Whole Section

  • Appointment of Auditors

    Amended on 23 August 201823 August 2018.

    • 712

      (1) An issuer must appoint a suitable auditing firm to meet its audit obligations, having regard to the adequacy of the resources and experience of the auditing firm and the audit partner-in-charge assigned to the audit, the firm's other audit engagements, the size and complexity of the listed group being audited, and the number and experience of supervisory and professional staff assigned to the particular audit. A mineral, oil and gas company must appoint an auditing firm where the auditing firm and audit partner-in-charge have the relevant industry experience.
      (2) The auditing firm appointed by the issuer must be:
      (a) Approved under the Accountants Act. The audit partner-in-charge assigned to the audit must be a public accountant under the Accountants Act;
      (b) Approved by, registered with and/or regulated by an independent audit oversight body acceptable to the Exchange. Such oversight bodies should be members of the International Forum of Independent Audit Regulators, independent of the accounting profession and directly responsible for the system of recurring inspection of accounting firms or are able to exercise oversight of inspections undertaken by professional bodies. Where applicable, the audit partner-in-charge assigned to the audit should be approved by, registered with or regulated by a relevant audit oversight body acceptable to the Exchange; or
      (c) Any other auditing firm acceptable by the Exchange.
      (2A) An issuer that appoints an auditing firm that meets the requirements in Rule 712(2)(b) must also appoint an additional auditing firm that meets the requirements in Rule 712(2)(a) to jointly audit its financial statements.
      (3) A change in auditing firm or the proposed appointment of an additional auditing firm to meet requirements in Rule 712(2A) must be specifically approved by shareholders in a general meeting. The notice of meeting must incorporate, where applicable:
      (a) confirmation from the outgoing auditors as to whether they are aware of any professional reasons why the new auditors should not accept appointment as auditors of the issuer, and if so, to provide reasons;
      (b) confirmation from the issuer as to whether there were disagreements with the outgoing auditors on accounting treatments within the last 12 months, and if so, to provide details;
      (c) confirmation from the issuer as to whether it is aware of any circumstances connected with the change of auditors that should be brought to the attention of the shareholders of the issuer;
      (d) specific reasons for the change of auditors, including whether the outgoing auditors resigned, declined to stand for election, were dismissed or directed by the Exchange to be replaced under Rule 305(1)(eb);
      (e) confirmation from the issuer that it complies with Rule 712 and Rule 715 or 716 in relation to the appointment of the new auditing firm; and
      (f) explanation that the appointment of an additional auditing firm is to meet the Exchange’s requirements in Rule 712(2A).

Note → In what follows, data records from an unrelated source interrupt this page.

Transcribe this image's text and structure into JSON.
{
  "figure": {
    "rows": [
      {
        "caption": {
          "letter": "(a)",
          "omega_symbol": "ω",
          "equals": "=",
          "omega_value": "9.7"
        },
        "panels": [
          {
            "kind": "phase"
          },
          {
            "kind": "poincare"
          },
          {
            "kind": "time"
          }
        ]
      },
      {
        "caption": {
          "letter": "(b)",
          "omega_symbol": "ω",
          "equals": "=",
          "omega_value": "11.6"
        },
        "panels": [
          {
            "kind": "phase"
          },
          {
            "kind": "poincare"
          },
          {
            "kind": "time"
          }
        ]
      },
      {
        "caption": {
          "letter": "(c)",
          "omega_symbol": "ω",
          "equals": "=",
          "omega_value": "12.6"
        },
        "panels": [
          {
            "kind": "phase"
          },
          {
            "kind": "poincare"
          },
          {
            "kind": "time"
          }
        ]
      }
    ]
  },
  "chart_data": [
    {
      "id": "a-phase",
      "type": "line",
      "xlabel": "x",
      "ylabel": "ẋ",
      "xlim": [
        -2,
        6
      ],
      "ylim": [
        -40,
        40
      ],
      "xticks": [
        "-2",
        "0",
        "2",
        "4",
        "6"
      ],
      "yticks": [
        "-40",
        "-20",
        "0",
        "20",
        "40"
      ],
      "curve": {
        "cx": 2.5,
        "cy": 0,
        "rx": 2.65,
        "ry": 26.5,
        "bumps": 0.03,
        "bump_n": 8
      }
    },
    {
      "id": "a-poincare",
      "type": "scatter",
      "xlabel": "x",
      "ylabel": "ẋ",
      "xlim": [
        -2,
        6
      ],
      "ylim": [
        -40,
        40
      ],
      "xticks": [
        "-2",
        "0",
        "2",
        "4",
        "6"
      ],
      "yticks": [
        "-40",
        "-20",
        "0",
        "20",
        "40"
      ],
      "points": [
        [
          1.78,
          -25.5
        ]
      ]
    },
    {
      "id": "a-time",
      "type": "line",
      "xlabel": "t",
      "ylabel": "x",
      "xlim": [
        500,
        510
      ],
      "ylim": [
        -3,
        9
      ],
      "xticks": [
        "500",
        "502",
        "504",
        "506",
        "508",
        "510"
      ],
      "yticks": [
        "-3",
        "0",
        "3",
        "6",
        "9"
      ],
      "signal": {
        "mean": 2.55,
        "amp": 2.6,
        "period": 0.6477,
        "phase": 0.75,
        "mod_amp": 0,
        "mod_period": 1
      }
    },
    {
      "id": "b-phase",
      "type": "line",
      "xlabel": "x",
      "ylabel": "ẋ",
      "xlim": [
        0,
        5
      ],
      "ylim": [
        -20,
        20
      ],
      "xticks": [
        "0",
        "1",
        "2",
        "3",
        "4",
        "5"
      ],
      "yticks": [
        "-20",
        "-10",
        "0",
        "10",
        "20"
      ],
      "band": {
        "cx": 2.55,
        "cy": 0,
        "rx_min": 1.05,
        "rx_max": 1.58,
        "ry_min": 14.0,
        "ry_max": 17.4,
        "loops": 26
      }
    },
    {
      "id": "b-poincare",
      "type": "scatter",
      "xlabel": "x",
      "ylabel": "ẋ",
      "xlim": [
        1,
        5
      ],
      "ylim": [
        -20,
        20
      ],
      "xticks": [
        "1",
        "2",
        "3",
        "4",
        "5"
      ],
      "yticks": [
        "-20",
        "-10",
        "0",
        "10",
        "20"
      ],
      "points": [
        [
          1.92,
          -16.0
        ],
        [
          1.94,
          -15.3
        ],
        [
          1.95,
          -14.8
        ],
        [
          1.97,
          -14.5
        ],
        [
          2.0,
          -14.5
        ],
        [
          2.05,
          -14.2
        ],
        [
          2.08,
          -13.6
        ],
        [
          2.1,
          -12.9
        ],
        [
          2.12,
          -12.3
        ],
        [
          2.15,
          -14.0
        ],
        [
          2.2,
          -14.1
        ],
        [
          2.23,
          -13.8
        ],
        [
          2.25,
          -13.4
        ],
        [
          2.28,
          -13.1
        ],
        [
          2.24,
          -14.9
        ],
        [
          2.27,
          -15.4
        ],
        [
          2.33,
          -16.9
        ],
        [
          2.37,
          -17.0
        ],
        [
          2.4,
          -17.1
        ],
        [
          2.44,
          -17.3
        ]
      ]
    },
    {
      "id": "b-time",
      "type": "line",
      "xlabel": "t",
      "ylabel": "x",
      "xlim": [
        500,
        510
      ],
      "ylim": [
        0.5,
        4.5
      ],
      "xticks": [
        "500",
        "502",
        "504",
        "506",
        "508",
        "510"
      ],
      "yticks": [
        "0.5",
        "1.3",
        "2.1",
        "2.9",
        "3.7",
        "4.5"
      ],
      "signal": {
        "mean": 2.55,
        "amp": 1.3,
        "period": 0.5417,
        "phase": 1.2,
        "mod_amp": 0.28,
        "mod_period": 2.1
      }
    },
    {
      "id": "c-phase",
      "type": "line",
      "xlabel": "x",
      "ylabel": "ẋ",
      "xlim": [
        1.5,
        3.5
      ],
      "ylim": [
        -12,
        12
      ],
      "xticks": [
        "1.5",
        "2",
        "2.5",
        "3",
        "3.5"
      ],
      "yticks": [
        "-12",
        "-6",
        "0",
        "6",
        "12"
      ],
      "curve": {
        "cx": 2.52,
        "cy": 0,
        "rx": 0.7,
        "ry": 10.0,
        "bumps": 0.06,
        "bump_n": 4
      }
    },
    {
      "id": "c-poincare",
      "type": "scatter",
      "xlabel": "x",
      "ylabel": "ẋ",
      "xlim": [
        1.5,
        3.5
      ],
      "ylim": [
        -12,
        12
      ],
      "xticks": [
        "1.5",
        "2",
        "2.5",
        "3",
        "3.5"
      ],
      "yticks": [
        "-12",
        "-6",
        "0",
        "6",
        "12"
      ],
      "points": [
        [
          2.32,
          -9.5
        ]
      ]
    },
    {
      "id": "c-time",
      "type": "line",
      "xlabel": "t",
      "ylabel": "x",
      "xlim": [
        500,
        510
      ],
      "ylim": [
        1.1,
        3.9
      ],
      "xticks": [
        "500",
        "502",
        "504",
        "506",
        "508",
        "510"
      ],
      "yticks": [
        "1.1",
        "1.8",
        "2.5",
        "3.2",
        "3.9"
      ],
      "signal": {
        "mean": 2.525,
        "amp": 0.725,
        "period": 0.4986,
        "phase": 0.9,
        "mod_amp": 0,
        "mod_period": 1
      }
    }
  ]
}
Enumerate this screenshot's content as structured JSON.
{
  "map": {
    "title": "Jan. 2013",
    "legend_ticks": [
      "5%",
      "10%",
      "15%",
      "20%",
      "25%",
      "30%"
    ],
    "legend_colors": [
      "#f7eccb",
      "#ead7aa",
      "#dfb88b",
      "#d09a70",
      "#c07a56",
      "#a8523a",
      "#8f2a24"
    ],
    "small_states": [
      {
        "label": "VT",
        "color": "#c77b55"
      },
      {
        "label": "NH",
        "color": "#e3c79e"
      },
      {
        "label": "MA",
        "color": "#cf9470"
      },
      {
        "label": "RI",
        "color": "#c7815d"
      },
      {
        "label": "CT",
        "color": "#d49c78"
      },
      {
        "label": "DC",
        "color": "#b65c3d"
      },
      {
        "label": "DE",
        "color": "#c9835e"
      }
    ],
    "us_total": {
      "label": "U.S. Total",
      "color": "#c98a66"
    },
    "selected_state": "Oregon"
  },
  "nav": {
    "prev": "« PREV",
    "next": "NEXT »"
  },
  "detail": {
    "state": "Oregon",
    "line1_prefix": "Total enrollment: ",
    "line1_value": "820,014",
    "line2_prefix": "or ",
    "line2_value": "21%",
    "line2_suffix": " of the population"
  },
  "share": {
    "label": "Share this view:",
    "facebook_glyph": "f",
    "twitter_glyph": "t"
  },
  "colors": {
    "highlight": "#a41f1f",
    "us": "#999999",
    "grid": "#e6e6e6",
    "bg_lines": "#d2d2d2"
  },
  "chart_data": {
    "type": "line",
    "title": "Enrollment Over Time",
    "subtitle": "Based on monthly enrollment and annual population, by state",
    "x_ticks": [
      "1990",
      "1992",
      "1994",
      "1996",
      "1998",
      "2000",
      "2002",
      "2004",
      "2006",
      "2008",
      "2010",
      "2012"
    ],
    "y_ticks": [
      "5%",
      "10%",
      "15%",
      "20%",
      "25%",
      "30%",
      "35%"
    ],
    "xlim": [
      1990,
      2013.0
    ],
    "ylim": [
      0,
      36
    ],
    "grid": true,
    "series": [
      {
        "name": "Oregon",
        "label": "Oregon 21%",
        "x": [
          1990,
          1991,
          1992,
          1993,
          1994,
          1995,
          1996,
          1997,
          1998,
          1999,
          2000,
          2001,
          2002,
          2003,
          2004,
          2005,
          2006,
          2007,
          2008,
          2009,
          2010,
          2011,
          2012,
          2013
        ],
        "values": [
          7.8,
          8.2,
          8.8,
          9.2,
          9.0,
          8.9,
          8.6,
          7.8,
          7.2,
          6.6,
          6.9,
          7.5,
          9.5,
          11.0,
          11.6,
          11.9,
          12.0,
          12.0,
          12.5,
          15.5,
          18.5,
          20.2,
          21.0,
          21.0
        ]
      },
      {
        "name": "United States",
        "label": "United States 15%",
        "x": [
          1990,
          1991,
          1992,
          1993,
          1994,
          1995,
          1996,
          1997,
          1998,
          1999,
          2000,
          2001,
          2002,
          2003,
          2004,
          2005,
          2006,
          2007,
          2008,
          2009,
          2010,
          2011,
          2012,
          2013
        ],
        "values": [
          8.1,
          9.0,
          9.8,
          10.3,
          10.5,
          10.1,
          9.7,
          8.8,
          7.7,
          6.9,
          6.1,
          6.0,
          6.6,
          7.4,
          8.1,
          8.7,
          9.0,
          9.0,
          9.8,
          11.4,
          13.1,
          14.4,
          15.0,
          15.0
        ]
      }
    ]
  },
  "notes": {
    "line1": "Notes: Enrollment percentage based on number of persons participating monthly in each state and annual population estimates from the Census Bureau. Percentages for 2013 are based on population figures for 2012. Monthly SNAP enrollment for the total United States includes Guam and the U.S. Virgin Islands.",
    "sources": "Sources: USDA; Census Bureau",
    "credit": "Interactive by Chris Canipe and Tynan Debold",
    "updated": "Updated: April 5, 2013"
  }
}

      Amended on 29 September 201129 September 2011, 23 August 201823 August 2018, 7 February 20207 February 2020 and 12 February 2021.

    • 713

      (1) An issuer must disclose in its annual report the date of appointment and the name of the audit partner in charge of auditing the issuer and its group of companies. The audit partner must not be in charge of more than 5 consecutive audits for a full financial year, the first audit being for the financial year beginning on or after 1 January 1997, regardless of the date of listing. The audit partner may return after two years.
      (2) If the listing of an issuer occurs after 5 consecutive audits by the same audit partner in charge, the same audit partner may complete the audit of the financial year in which the issuer lists.
    • 715

      (1) Subject to Rule 716, an issuer must engage the same auditing firm based in Singapore to audit its accounts, and its Singapore-incorporated subsidiaries and significant associated companies.
      (2) An issuer must engage a suitable auditing firm for its significant foreign-incorporated subsidiaries and associated companies.

      Amended on 29 September 201129 September 2011.

    • 716

      An issuer may appoint different auditing firms for its subsidiaries or significant associated companies (referred to in Rule 715(1)) provided that:

      (1) the issuer's board and audit committee are satisfied that the appointment would not compromise the standard and effectiveness of the audit of the issuer; or
      (2) the issuer's subsidiary or associated company, is listed on a stock exchange.

      Amended on 29 September 201129 September 2011.

    • 717

      An issuer must disclose in the annual report the names of the auditing firm(s) for its significant subsidiaries and associated companies.

      Amended on 29 September 201129 September 2011.

    • 718

      For the purpose of Rules 715 to 717, a subsidiary or associated company is considered significant if its net tangible assets represent 20% or more of the issuer's consolidated net tangible assets, or its pre-tax profits account for 20% or more of the issuer's consolidated pre-tax profits.